In vivo Hyperpolarized Metabolic Imaging to Monitor the Progression of Hepatitis B Virus (HBV)-Related Hepatitis to Liver Fibrosis.

Purpose: This study aimed to assess metabolic changes to monitor the progression from normal liver to hepatitis B virus (HBV)-related hepatitis and liver fibrosis using hyperpolarized ¹³ C magnetic resonance imaging (MRI).
Procedures: Hepatitis was induced in mice (n = 16) via hydrodynamic injection of HBV 1.2 plasmid (25 μg). Among them, liver fibrosis was induced in the mice (n = 8) through weight-adapted administration of thioacetamide with ethanol. Normal control mice (n = 8) were injected with a phosphate buffer solution. Subsequently, a hyperpolarized ¹³ C MRI was performed on the mouse liver in vivo. The level of hepatitis B surface antigen (HBsAg) in blood serum was measured. Statistical analysis involved comparing the differential metabolite ratios, blood biochemistry values, and body weight among the three groups using the Kruskal-Wallis one-way analysis of variance.

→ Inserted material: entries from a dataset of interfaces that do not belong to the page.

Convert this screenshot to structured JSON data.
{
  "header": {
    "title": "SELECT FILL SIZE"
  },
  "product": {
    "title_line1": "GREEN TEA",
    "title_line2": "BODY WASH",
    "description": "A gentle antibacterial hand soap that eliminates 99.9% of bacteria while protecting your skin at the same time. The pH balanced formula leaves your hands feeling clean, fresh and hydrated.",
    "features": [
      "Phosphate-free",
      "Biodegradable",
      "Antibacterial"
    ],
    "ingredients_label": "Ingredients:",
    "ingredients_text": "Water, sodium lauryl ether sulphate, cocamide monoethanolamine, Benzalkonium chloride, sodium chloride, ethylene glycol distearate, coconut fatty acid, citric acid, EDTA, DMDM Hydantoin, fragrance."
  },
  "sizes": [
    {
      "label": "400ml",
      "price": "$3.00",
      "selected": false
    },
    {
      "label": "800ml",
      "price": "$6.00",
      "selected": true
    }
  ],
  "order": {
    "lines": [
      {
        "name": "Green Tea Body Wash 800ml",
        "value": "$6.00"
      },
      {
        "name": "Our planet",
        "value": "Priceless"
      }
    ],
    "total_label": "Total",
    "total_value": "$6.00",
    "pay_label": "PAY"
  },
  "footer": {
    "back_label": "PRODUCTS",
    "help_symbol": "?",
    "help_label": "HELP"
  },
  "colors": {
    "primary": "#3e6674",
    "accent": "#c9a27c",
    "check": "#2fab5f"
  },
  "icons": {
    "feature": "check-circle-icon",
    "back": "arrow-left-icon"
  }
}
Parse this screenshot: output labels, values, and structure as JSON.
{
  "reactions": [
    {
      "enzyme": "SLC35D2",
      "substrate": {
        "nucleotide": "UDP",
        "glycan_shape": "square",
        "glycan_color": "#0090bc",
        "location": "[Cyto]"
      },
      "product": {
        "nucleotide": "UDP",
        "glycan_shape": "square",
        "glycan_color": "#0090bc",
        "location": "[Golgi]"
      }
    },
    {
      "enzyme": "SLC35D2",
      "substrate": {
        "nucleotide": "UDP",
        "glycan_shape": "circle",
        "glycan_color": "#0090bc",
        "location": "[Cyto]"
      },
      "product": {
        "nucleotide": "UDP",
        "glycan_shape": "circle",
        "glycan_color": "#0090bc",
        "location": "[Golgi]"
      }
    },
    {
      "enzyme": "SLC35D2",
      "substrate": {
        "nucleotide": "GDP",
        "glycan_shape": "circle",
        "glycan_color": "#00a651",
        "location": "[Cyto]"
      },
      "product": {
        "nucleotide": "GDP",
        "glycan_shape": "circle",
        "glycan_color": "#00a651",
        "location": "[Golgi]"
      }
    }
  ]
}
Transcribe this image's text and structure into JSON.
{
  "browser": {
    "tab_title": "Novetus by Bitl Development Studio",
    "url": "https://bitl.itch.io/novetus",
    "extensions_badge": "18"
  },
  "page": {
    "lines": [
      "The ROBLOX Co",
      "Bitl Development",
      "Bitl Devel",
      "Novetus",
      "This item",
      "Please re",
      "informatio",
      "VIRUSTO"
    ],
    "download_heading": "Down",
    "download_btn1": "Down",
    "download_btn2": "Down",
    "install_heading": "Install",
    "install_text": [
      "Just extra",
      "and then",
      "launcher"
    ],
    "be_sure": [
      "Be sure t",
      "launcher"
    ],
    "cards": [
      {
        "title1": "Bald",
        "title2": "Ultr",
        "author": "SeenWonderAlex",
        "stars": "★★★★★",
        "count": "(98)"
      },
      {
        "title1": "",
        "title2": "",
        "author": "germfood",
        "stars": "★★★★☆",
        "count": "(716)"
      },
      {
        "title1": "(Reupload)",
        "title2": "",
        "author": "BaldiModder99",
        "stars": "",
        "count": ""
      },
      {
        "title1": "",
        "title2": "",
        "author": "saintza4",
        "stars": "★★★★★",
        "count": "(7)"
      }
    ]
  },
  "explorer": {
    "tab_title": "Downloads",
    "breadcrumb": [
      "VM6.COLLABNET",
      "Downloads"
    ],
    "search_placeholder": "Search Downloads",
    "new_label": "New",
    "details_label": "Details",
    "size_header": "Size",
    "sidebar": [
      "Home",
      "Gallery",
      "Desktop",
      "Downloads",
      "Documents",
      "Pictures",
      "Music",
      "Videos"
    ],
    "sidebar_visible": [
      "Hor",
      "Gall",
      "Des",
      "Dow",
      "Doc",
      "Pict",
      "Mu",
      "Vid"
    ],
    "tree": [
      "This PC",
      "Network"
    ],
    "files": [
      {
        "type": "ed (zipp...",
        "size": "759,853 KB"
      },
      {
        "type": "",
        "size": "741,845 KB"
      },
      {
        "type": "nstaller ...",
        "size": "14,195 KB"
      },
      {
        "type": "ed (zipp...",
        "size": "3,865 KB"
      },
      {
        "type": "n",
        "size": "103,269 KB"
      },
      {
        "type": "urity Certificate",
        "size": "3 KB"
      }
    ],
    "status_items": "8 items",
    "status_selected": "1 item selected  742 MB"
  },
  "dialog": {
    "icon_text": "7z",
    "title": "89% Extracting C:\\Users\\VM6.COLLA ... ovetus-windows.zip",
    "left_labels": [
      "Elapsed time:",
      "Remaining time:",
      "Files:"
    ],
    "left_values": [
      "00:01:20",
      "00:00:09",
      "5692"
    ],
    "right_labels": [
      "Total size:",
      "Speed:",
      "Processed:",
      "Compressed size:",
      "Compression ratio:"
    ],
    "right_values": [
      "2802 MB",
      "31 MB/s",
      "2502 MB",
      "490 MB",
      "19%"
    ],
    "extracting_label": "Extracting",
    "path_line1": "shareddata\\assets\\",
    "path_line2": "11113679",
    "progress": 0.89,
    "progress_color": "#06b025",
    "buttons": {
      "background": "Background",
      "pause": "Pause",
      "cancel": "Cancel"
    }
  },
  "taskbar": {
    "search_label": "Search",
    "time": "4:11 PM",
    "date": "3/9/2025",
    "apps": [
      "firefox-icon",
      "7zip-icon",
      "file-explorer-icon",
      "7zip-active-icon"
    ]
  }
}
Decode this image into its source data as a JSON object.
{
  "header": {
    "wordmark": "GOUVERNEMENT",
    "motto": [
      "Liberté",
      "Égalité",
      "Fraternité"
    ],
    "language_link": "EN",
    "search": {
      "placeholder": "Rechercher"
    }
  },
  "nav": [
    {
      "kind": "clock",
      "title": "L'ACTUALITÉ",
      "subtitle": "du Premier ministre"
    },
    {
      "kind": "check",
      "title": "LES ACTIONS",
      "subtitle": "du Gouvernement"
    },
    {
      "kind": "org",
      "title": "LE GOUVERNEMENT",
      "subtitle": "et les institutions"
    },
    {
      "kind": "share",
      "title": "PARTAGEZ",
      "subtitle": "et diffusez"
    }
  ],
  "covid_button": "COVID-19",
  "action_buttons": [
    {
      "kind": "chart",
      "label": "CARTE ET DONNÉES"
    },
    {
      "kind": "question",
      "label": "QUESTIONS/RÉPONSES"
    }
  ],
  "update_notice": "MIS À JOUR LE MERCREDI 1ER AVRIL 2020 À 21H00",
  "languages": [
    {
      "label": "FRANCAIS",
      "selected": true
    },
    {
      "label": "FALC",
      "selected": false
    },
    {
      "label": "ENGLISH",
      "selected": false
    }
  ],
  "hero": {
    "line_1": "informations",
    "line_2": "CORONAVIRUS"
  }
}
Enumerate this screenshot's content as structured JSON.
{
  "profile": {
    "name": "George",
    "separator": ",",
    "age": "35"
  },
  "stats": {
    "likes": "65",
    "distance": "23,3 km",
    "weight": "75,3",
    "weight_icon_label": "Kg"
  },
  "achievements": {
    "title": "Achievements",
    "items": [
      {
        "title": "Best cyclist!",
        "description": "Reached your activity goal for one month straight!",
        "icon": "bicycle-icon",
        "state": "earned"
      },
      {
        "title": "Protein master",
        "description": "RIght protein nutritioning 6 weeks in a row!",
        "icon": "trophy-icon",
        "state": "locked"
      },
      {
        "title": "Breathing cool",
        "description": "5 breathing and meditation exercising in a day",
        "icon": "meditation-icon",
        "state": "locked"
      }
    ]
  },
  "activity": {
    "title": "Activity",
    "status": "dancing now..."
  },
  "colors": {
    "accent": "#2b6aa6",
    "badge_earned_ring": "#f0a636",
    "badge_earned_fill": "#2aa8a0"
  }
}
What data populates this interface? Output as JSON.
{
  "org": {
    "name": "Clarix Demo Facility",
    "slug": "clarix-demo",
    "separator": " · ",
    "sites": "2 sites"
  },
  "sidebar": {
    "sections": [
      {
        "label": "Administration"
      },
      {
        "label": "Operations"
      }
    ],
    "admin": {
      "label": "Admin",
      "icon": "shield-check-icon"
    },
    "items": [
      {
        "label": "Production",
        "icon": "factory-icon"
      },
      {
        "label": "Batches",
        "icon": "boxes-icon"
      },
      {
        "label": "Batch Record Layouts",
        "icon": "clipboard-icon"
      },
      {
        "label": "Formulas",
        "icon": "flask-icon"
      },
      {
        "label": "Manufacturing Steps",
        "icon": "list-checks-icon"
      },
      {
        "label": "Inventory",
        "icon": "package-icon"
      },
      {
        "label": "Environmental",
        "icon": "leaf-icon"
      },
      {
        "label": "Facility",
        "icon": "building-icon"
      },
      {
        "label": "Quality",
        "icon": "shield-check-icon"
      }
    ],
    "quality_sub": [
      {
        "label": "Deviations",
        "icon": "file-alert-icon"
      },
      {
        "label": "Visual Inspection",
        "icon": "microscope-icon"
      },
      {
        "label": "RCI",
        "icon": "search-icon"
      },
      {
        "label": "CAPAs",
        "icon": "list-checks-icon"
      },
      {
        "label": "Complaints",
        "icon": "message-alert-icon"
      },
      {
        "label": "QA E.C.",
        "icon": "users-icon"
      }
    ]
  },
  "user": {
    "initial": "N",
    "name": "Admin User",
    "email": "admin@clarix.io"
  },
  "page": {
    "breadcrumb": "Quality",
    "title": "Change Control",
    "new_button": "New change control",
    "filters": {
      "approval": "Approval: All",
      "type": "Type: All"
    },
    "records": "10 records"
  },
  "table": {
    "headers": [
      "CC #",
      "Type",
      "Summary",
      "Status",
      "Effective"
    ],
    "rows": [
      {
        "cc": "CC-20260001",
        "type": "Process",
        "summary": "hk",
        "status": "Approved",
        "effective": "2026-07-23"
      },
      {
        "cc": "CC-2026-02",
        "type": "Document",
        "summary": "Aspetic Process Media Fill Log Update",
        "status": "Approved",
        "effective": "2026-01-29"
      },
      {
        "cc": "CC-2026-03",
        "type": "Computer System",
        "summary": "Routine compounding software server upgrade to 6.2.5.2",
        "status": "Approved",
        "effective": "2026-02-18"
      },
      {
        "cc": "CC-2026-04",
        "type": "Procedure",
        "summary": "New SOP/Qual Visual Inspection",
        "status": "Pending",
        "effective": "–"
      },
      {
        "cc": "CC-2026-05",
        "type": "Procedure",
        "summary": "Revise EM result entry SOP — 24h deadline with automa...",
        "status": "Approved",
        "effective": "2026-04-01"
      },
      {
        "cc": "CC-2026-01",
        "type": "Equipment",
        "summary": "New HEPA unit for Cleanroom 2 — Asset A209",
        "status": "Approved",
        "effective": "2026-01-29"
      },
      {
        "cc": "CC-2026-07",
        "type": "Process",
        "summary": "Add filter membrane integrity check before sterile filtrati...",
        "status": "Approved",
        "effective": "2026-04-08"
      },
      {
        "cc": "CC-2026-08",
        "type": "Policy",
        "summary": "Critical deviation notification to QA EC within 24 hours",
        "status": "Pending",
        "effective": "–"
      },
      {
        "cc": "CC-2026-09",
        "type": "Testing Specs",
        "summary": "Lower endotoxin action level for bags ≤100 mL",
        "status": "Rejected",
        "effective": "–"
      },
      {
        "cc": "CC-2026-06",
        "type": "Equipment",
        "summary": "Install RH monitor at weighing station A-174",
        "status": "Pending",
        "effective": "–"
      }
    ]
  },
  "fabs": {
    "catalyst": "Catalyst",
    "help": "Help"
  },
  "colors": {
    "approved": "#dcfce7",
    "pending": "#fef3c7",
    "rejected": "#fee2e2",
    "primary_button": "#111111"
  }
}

Results: HBsAg was absent in the normal and fibrosis groups, while it was detected in the hepatitis group. The ratios of [1- ¹³ C] lactate/pyruvate, [1- ¹³ C] alanine/pyruvate, [1- ¹³ C] lactate/total carbon, and [1- ¹³ C] alanine/total carbon were significantly lower in the normal control group than in the hepatitis and fibrosis groups (p < 0.05). Moreover, these ratios were significantly higher in the fibrosis group than in the hepatitis group (p < 0.05). However, no significant differences were observed in either [1- ¹³ C] pyruvate-hydrate/pyruvate or [1- ¹³ C] pyruvate-hydrate/total carbon among the three groups.
Conclusions: The levels of [1- ¹³ C] lactate and [1- ¹³ C] alanine in vivo may serve as valuable indicators for differentiating between HBV-related hepatitis, liver fibrosis, and normal liver.
(© 2024. The Author(s), under exclusive licence to World Molecular Imaging Society.)